Anders als es der Buchtitel suggeriert, befasst sich der Autor mit der Beutepolitik Stalins nur im letzten von insgesamt vier Kapiteln. In den ersten drei Kapiteln werden die kriegswirtschaftlichen Aspekte des "Teufelspaktes" zwischen Hitler und Stalin vom August 1939, die Mobilisierung der sowjetischen Kriegswirtschaft und Gesellschaft sowie Stalins Deutschlandpolitik nach dem 22. Juni 1941 behandelt.
Musial vertritt die These, dass Stalin durch erhöhte Lieferungen strategischer Rohstoffe Hitler zum Losschlagen im Westen ermuntern wollte. Des Weiteren wirft er die Frage auf, welchen Stellenwert die deutschen Exporte, insbesondere Werkzeugmaschinen, während der Weltwirtschaftskrise (1929-1933) für die sowjetische Aufrüstung hatten. Er breitet dazu, wie auch in den folgenden Kapiteln, eine Fülle von Dokumentenauszügen und Zahlen aus. Auch der gutmeinende Leser verliert dabei bisweilen den Überblick, da das statistische Material meist nur aneinander gereiht wird, (ohne es systematisch aufzubereiten) und nicht immer mit dem Text korrespondiert. Dass sich die deutschen Exporteure und Regierungsstellen nicht über die Bedeutung der Lieferungen für die sowjetische Aufrüstung bewusst gewesen wären, wie Musial vermutet (45), ist zu bezweifeln. Es gab sehr wohl kritische Stimmen, die vor dem Ausbau der sowjetischen Rüstungsindustrie mit Hilfe deutscher Werkzeugmaschinen warnten. [1] Ihre Mahnungen verhallten jedoch angesichts der kritischen Lage, in der sich viele Maschinenbauunternehmen befanden.

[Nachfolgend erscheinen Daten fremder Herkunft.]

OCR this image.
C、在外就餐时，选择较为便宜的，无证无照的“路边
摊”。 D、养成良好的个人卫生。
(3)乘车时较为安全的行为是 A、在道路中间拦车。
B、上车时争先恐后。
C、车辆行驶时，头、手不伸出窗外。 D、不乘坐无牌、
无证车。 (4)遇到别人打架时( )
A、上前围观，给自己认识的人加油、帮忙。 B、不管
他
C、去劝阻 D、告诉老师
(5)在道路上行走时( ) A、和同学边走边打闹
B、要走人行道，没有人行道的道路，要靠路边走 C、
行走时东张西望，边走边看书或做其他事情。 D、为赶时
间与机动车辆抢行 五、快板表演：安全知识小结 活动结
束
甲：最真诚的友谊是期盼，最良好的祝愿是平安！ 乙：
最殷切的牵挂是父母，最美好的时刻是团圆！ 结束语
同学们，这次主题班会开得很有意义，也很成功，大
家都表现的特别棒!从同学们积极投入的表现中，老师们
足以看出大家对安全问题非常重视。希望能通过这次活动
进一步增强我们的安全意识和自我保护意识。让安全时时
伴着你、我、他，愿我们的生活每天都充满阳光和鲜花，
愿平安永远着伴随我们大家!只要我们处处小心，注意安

Mit den grundlegenden angelsächsischen Forschungen [2] zum Ausbau der sowjetischen Rüstungswirtschaft in den 1930er Jahren wie auch mit den Studien des russischen Militärhistorikers Wladimir Sacharow [3] setzt sich Musial leider nicht auseinander.
Aufschlussreich sind Musials Darstellungen der erfolgreichen Verlagerung von Industriebetrieben nach Osten und des sowjetischen "Panzerwunders". Die entscheidende Frage nach den technologischen Impulsen bleibt jedoch offen. Überzeugender argumentieren zu diesem Aspekt Mark Harrison und Richard Overy. [4] Für beide besteht das Erfolgsgeheimnis der sowjetischen Kriegswirtschaft in einer extrem effizienten Nutzung ihrer begrenzten Ressourcen und im konsequenten Setzen auf die Massenproduktion. Während des Krieges wurden nur einzelne neue Flugzeug- und Panzermodelle eingeführt, und diese nur an wenigen Standorten in riesigen Dimensionen gebaut.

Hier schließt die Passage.